Далеко-далеко, почти в другой стране, почти в другое время, Сомбрина держала на коленях ту же самую книгу. Она дочитала до конца страницы и остановилась. Слова, сложенные в простую правду, толкнули ее в сердце, и сердце толкнулось в ответ . «В скриптории холодно, палец у меня ноет». На всякого пишущего найдется в этом мире и сквозняк, и тьма, и судорога. Недаром же знаменитый писатель снова и снова повторяет это нечаянное признание, оставленное кем-то, чьи пальцы давным давно истлели. Недаром же Сомбрина
замерла над строкой, до слез жалея себя и всех причастных к этим трудам: перо или шариковая ручка, чадящий светильник или мерцание монитора - от чего бы ни уставали глаза, от чего бы ни сводило пальцы, все равно сквозь это болит душа. И если оторвался от повествования, чтобы записать свой вздох – значит, настала минута страшной наготы, когда холод мира подступил вплотную, а вдохновение оставило, и нечем согреться. И одно здесь только средство: подышать на пальцы и писать дальше, сознавая конечность времён
и бумаги, писать, пока есть свет в матовом окне, пока ещё можно различать строку...
Сколько раз стирали и выводили заново слова на драгоценном пергаменте - как знать, не повторялось ли многократно: в скриптории холодно, и палец у меня ноет. Как будто именно эту фразу не могли уничтожить лезвие и пемза, как будто в ней и заключается самая главная правда писательства.
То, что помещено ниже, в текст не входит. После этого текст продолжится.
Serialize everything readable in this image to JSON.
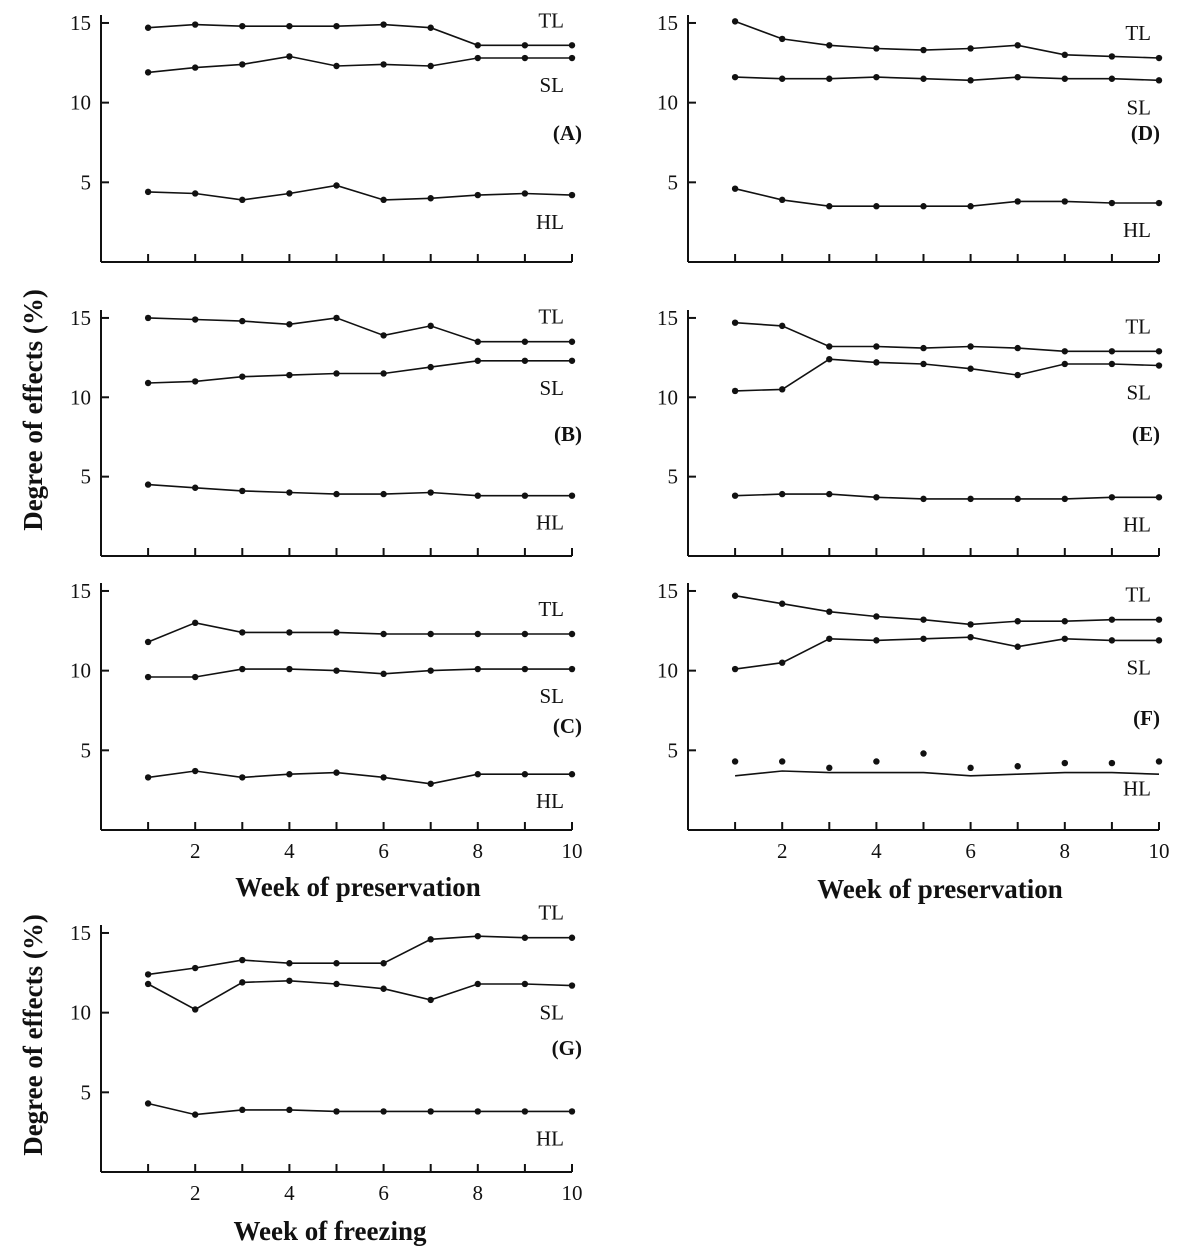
{
  "figure": {
    "ylabel": "Degree of effects (%)",
    "ylabel_bottom": "Degree of effects (%)",
    "xlabel_left": "Week of preservation",
    "xlabel_right": "Week of preservation",
    "xlabel_bottom": "Week of freezing"
  },
  "chart_data": [
    {
      "panel": "(A)",
      "type": "line",
      "x": [
        1,
        2,
        3,
        4,
        5,
        6,
        7,
        8,
        9,
        10
      ],
      "xticks": [
        "2",
        "4",
        "6",
        "8",
        "10"
      ],
      "yticks": [
        "5",
        "10",
        "15"
      ],
      "xlim": [
        0,
        10
      ],
      "ylim": [
        0,
        15.5
      ],
      "show_xticklabels": false,
      "series": [
        {
          "name": "TL",
          "values": [
            14.7,
            14.9,
            14.8,
            14.8,
            14.8,
            14.9,
            14.7,
            13.6,
            13.6,
            13.6
          ],
          "markers": true,
          "line": true
        },
        {
          "name": "SL",
          "values": [
            11.9,
            12.2,
            12.4,
            12.9,
            12.3,
            12.4,
            12.3,
            12.8,
            12.8,
            12.8
          ],
          "markers": true,
          "line": true
        },
        {
          "name": "HL",
          "values": [
            4.4,
            4.3,
            3.9,
            4.3,
            4.8,
            3.9,
            4.0,
            4.2,
            4.3,
            4.2
          ],
          "markers": true,
          "line": true
        }
      ]
    },
    {
      "panel": "(D)",
      "type": "line",
      "x": [
        1,
        2,
        3,
        4,
        5,
        6,
        7,
        8,
        9,
        10
      ],
      "xticks": [
        "2",
        "4",
        "6",
        "8",
        "10"
      ],
      "yticks": [
        "5",
        "10",
        "15"
      ],
      "xlim": [
        0,
        10
      ],
      "ylim": [
        0,
        15.5
      ],
      "show_xticklabels": false,
      "series": [
        {
          "name": "TL",
          "values": [
            15.1,
            14.0,
            13.6,
            13.4,
            13.3,
            13.4,
            13.6,
            13.0,
            12.9,
            12.8
          ],
          "markers": true,
          "line": true
        },
        {
          "name": "SL",
          "values": [
            11.6,
            11.5,
            11.5,
            11.6,
            11.5,
            11.4,
            11.6,
            11.5,
            11.5,
            11.4
          ],
          "markers": true,
          "line": true
        },
        {
          "name": "HL",
          "values": [
            4.6,
            3.9,
            3.5,
            3.5,
            3.5,
            3.5,
            3.8,
            3.8,
            3.7,
            3.7
          ],
          "markers": true,
          "line": true
        }
      ]
    },
    {
      "panel": "(B)",
      "type": "line",
      "x": [
        1,
        2,
        3,
        4,
        5,
        6,
        7,
        8,
        9,
        10
      ],
      "xticks": [
        "2",
        "4",
        "6",
        "8",
        "10"
      ],
      "yticks": [
        "5",
        "10",
        "15"
      ],
      "xlim": [
        0,
        10
      ],
      "ylim": [
        0,
        15.5
      ],
      "show_xticklabels": false,
      "series": [
        {
          "name": "TL",
          "values": [
            15.0,
            14.9,
            14.8,
            14.6,
            15.0,
            13.9,
            14.5,
            13.5,
            13.5,
            13.5
          ],
          "markers": true,
          "line": true
        },
        {
          "name": "SL",
          "values": [
            10.9,
            11.0,
            11.3,
            11.4,
            11.5,
            11.5,
            11.9,
            12.3,
            12.3,
            12.3
          ],
          "markers": true,
          "line": true
        },
        {
          "name": "HL",
          "values": [
            4.5,
            4.3,
            4.1,
            4.0,
            3.9,
            3.9,
            4.0,
            3.8,
            3.8,
            3.8
          ],
          "markers": true,
          "line": true
        }
      ]
    },
    {
      "panel": "(E)",
      "type": "line",
      "x": [
        1,
        2,
        3,
        4,
        5,
        6,
        7,
        8,
        9,
        10
      ],
      "xticks": [
        "2",
        "4",
        "6",
        "8",
        "10"
      ],
      "yticks": [
        "5",
        "10",
        "15"
      ],
      "xlim": [
        0,
        10
      ],
      "ylim": [
        0,
        15.5
      ],
      "show_xticklabels": false,
      "series": [
        {
          "name": "TL",
          "values": [
            14.7,
            14.5,
            13.2,
            13.2,
            13.1,
            13.2,
            13.1,
            12.9,
            12.9,
            12.9
          ],
          "markers": true,
          "line": true
        },
        {
          "name": "SL",
          "values": [
            10.4,
            10.5,
            12.4,
            12.2,
            12.1,
            11.8,
            11.4,
            12.1,
            12.1,
            12.0
          ],
          "markers": true,
          "line": true
        },
        {
          "name": "HL",
          "values": [
            3.8,
            3.9,
            3.9,
            3.7,
            3.6,
            3.6,
            3.6,
            3.6,
            3.7,
            3.7
          ],
          "markers": true,
          "line": true
        }
      ]
    },
    {
      "panel": "(C)",
      "type": "line",
      "x": [
        1,
        2,
        3,
        4,
        5,
        6,
        7,
        8,
        9,
        10
      ],
      "xticks": [
        "2",
        "4",
        "6",
        "8",
        "10"
      ],
      "yticks": [
        "5",
        "10",
        "15"
      ],
      "xlim": [
        0,
        10
      ],
      "ylim": [
        0,
        15.5
      ],
      "show_xticklabels": true,
      "series": [
        {
          "name": "TL",
          "values": [
            11.8,
            13.0,
            12.4,
            12.4,
            12.4,
            12.3,
            12.3,
            12.3,
            12.3,
            12.3
          ],
          "markers": true,
          "line": true
        },
        {
          "name": "SL",
          "values": [
            9.6,
            9.6,
            10.1,
            10.1,
            10.0,
            9.8,
            10.0,
            10.1,
            10.1,
            10.1
          ],
          "markers": true,
          "line": true
        },
        {
          "name": "HL",
          "values": [
            3.3,
            3.7,
            3.3,
            3.5,
            3.6,
            3.3,
            2.9,
            3.5,
            3.5,
            3.5
          ],
          "markers": true,
          "line": true
        }
      ]
    },
    {
      "panel": "(F)",
      "type": "line",
      "x": [
        1,
        2,
        3,
        4,
        5,
        6,
        7,
        8,
        9,
        10
      ],
      "xticks": [
        "2",
        "4",
        "6",
        "8",
        "10"
      ],
      "yticks": [
        "5",
        "10",
        "15"
      ],
      "xlim": [
        0,
        10
      ],
      "ylim": [
        0,
        15.5
      ],
      "show_xticklabels": true,
      "series": [
        {
          "name": "TL",
          "values": [
            14.7,
            14.2,
            13.7,
            13.4,
            13.2,
            12.9,
            13.1,
            13.1,
            13.2,
            13.2
          ],
          "markers": true,
          "line": true
        },
        {
          "name": "SL",
          "values": [
            10.1,
            10.5,
            12.0,
            11.9,
            12.0,
            12.1,
            11.5,
            12.0,
            11.9,
            11.9
          ],
          "markers": true,
          "line": true
        },
        {
          "name": "HL",
          "values": [
            4.3,
            4.3,
            3.9,
            4.3,
            4.8,
            3.9,
            4.0,
            4.2,
            4.2,
            4.3
          ],
          "markers": true,
          "line": false
        },
        {
          "name": "",
          "values": [
            3.4,
            3.7,
            3.6,
            3.6,
            3.6,
            3.4,
            3.5,
            3.6,
            3.6,
            3.5
          ],
          "markers": false,
          "line": true
        }
      ]
    },
    {
      "panel": "(G)",
      "type": "line",
      "x": [
        1,
        2,
        3,
        4,
        5,
        6,
        7,
        8,
        9,
        10
      ],
      "xticks": [
        "2",
        "4",
        "6",
        "8",
        "10"
      ],
      "yticks": [
        "5",
        "10",
        "15"
      ],
      "xlim": [
        0,
        10
      ],
      "ylim": [
        0,
        15.5
      ],
      "show_xticklabels": true,
      "series": [
        {
          "name": "TL",
          "values": [
            12.4,
            12.8,
            13.3,
            13.1,
            13.1,
            13.1,
            14.6,
            14.8,
            14.7,
            14.7
          ],
          "markers": true,
          "line": true
        },
        {
          "name": "SL",
          "values": [
            11.8,
            10.2,
            11.9,
            12.0,
            11.8,
            11.5,
            10.8,
            11.8,
            11.8,
            11.7
          ],
          "markers": true,
          "line": true
        },
        {
          "name": "HL",
          "values": [
            4.3,
            3.6,
            3.9,
            3.9,
            3.8,
            3.8,
            3.8,
            3.8,
            3.8,
            3.8
          ],
          "markers": true,
          "line": true
        }
      ]
    }
  ]
}
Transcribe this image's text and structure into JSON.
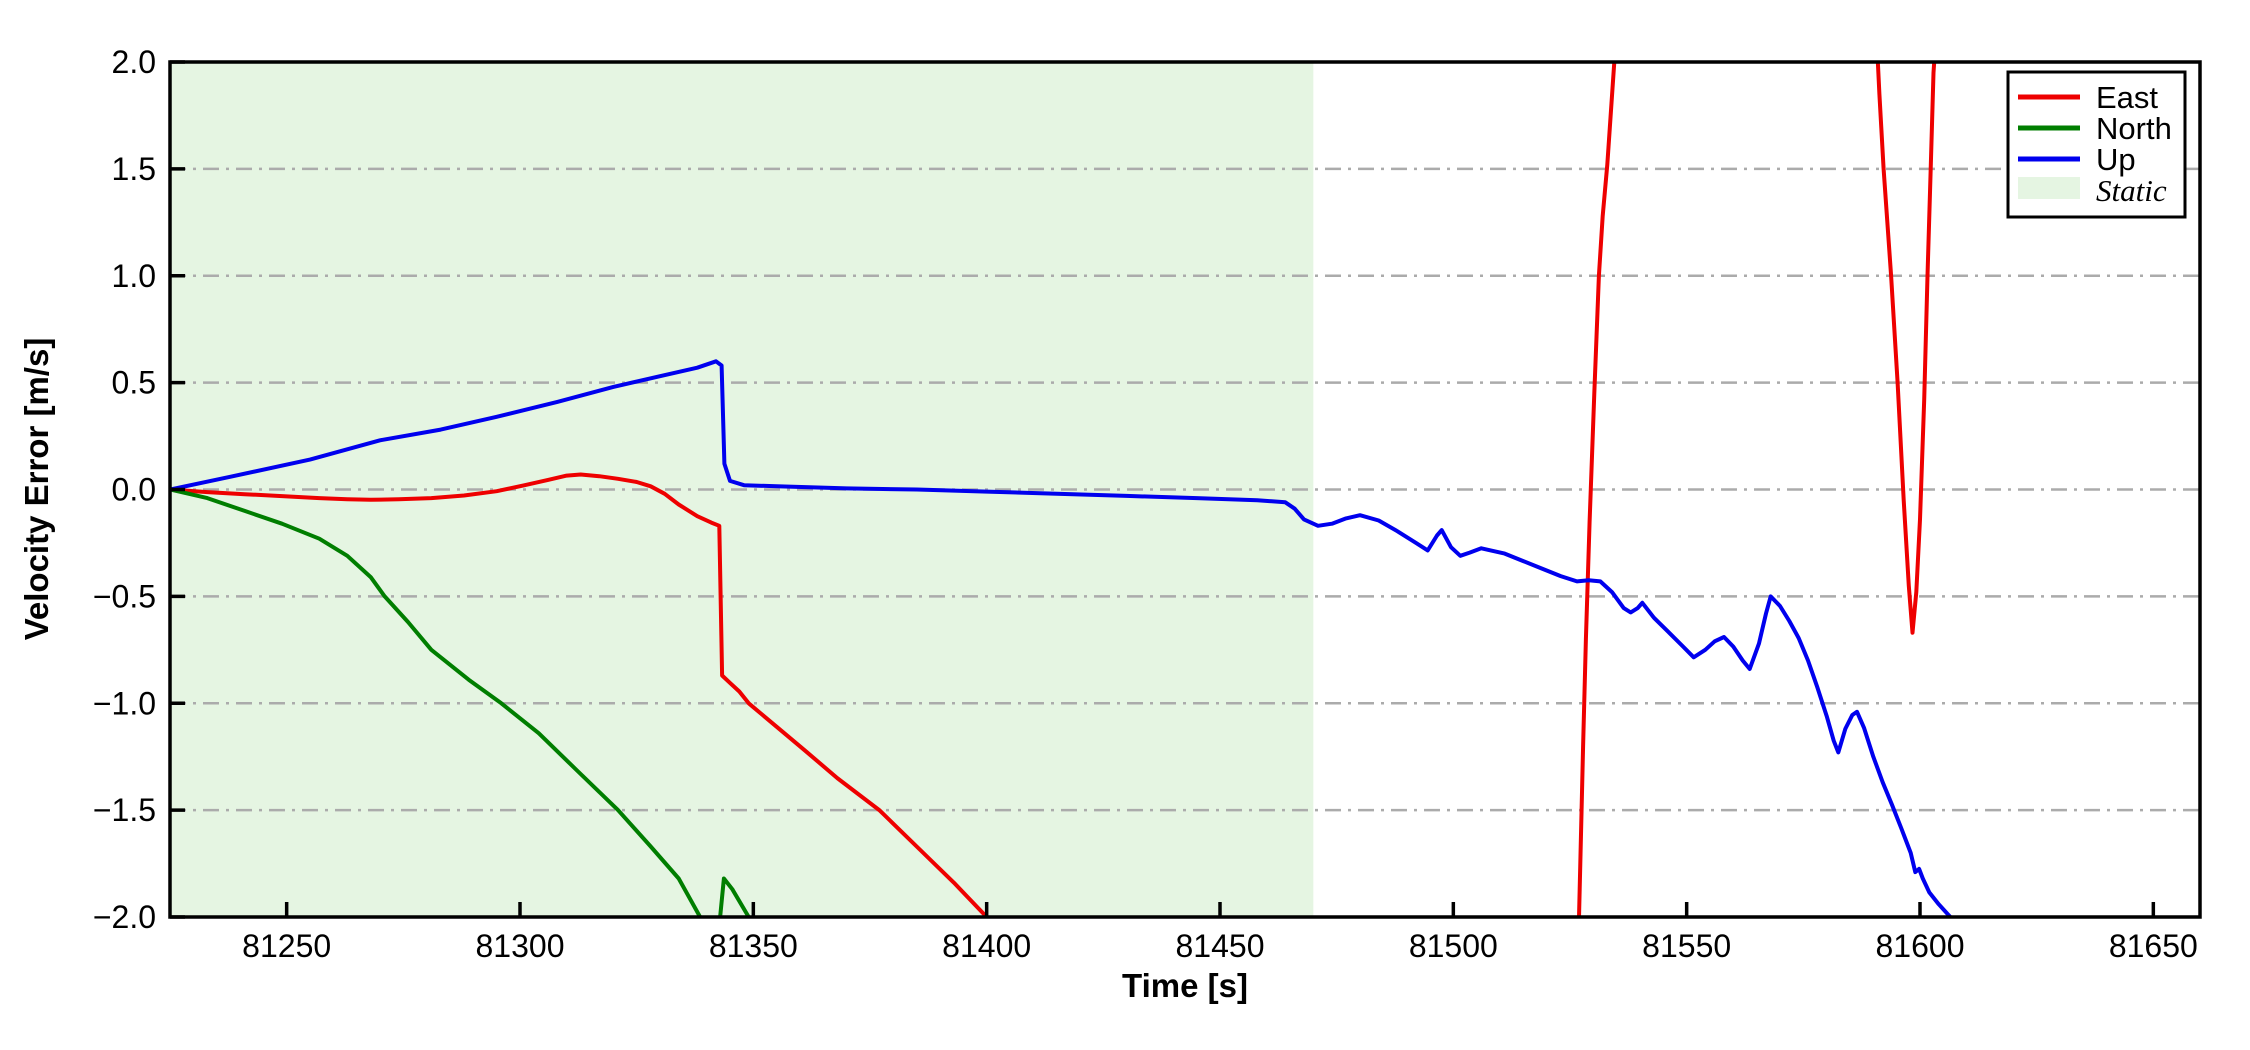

Новые слова ложились поверх навеки утраченных старых, потому что человеку невозможно не поделиться знанием и чувством, пусть хотя бы и с кем-то, чьего лица никогда не увидит, не узнает имени, не услышит согласия или возражений.
Высказать, что думаешь и чувствуешь, – все равно что заявить миру: я есть. Пишущий – существует, а пока он пишет, найдутся ему и сквозняк, и тьма, и боль в натруженных пальцах. И невольно между самых заветных и важных слов на вечный пергамент ложится тихая жалоба: в скриптории холодно, и палец у меня ноет.
Что же могло с ними случиться, кроме необходимого? Они встретились и распознали друг в друге родство, и каждый принес свою правду, чтобы одарить ей другого, а оказалось – это две половины одной-единственной правды. Ведь он один и тот же, тот, кто разворачивает чистый пергамент, и окунает перо в чернила, и выводит первый штрих ради чистого наслаждения, пор пуро делейте де эскрибир, – и не уходит из скриптория, когда сгущается сумрак.
И когда мы с тобой начинаем историю, говорит Лусиндо, мы знаем, что не можем бросить ее. И Сомбрина соглашается: ради чистого наслаждения, несмотря на холод и ноющие пальцы. И мы не одни, никогда не одни в вечном скриптории этого мира.